LOL amazing metaphor.

The one thing that I've learned recently which surprised me- if you want to cluster MySQL (via partitioned tables or PlanetScale, etc) you cannot use foreign keys.

Some of the Postgres compatible tooling (Citus, Cockroach, etc) appears to support foreign keys across partitions / shards.

I was quite surprised to see this. Makes sense that not allowing FKs makes the data easier to shard but I never imagined that would be a thing you would have to contend with.
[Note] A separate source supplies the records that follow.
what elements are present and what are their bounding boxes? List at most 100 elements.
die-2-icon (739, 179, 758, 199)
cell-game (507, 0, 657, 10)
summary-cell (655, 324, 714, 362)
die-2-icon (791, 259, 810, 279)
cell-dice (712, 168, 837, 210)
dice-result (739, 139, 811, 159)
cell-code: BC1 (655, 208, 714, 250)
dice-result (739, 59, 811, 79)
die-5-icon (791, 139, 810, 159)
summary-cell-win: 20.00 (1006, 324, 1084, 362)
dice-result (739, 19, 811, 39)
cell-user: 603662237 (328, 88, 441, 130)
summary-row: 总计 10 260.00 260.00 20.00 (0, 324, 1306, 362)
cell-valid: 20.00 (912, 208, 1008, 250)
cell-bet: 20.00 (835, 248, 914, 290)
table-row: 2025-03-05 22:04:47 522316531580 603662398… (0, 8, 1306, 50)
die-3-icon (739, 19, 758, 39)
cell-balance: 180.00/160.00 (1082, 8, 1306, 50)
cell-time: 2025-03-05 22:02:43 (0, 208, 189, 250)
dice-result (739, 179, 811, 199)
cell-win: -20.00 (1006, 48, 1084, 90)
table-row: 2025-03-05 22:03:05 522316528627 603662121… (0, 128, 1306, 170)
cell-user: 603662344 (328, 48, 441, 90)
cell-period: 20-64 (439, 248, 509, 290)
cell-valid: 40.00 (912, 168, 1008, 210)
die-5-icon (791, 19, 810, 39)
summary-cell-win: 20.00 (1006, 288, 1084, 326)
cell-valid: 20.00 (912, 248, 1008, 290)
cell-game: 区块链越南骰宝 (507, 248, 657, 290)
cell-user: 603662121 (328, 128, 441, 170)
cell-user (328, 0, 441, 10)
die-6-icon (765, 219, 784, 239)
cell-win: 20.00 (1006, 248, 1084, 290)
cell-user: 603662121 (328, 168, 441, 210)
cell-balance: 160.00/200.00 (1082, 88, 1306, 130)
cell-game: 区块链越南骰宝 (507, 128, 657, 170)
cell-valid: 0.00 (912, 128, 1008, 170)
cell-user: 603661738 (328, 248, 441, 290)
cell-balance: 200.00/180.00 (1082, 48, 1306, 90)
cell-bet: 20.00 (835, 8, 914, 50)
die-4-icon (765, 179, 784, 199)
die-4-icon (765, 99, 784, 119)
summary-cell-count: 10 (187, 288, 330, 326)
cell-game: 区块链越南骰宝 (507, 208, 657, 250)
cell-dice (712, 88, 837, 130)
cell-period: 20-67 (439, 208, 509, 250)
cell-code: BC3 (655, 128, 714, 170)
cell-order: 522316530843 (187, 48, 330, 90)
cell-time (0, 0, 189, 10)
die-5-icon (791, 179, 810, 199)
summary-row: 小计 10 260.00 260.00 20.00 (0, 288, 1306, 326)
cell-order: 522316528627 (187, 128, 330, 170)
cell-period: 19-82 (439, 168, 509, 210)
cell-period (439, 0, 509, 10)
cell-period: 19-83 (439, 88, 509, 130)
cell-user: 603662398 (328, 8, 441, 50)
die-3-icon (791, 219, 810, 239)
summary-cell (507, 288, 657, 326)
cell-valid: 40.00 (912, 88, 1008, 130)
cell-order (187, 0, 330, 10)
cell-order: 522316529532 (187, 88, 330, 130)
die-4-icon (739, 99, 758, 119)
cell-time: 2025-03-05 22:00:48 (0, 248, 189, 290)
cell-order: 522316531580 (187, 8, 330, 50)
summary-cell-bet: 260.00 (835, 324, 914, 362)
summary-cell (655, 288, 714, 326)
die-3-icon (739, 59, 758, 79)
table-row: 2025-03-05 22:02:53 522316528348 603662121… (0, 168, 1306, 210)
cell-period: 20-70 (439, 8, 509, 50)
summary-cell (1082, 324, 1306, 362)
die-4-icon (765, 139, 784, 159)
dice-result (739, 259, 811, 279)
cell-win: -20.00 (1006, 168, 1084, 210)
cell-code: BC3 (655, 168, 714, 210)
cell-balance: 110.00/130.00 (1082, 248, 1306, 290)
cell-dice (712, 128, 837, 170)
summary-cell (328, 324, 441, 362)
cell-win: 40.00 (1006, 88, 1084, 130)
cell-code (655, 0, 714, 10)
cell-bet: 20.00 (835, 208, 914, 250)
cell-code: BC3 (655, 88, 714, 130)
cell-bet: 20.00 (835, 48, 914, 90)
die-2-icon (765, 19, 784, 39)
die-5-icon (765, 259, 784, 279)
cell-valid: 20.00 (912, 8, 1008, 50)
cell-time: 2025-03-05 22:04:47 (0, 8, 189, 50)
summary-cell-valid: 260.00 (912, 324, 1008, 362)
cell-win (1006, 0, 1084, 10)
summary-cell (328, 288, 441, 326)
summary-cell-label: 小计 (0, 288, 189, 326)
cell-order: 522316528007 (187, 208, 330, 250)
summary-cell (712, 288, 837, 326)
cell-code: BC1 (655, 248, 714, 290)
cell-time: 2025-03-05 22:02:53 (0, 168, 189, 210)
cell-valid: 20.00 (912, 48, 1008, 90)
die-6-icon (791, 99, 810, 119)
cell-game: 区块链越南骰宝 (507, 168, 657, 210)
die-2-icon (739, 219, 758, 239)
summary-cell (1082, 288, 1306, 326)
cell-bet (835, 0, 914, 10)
I also ran into this recently when looking at SingleStore! I was surprised when they told me I couldn't use foreign keys, and was even more surprised that they were surprised that I do use foreign keys. They acted like I was the only one. And to be fair, given their clientele, I might be the only one!


At "scale" you just can't afford to use FK, it's indeed slowing down everything and preventing good and fast clustering / replication. For some use cases you just have to live with it


Yup for sure, that's what they were saying. It makes sense, but I was still surprised by it. I've never had to manage something at this scale before, so it was news to me.

For reference, we're at about 250 million rows, so not even proper "scale" scale!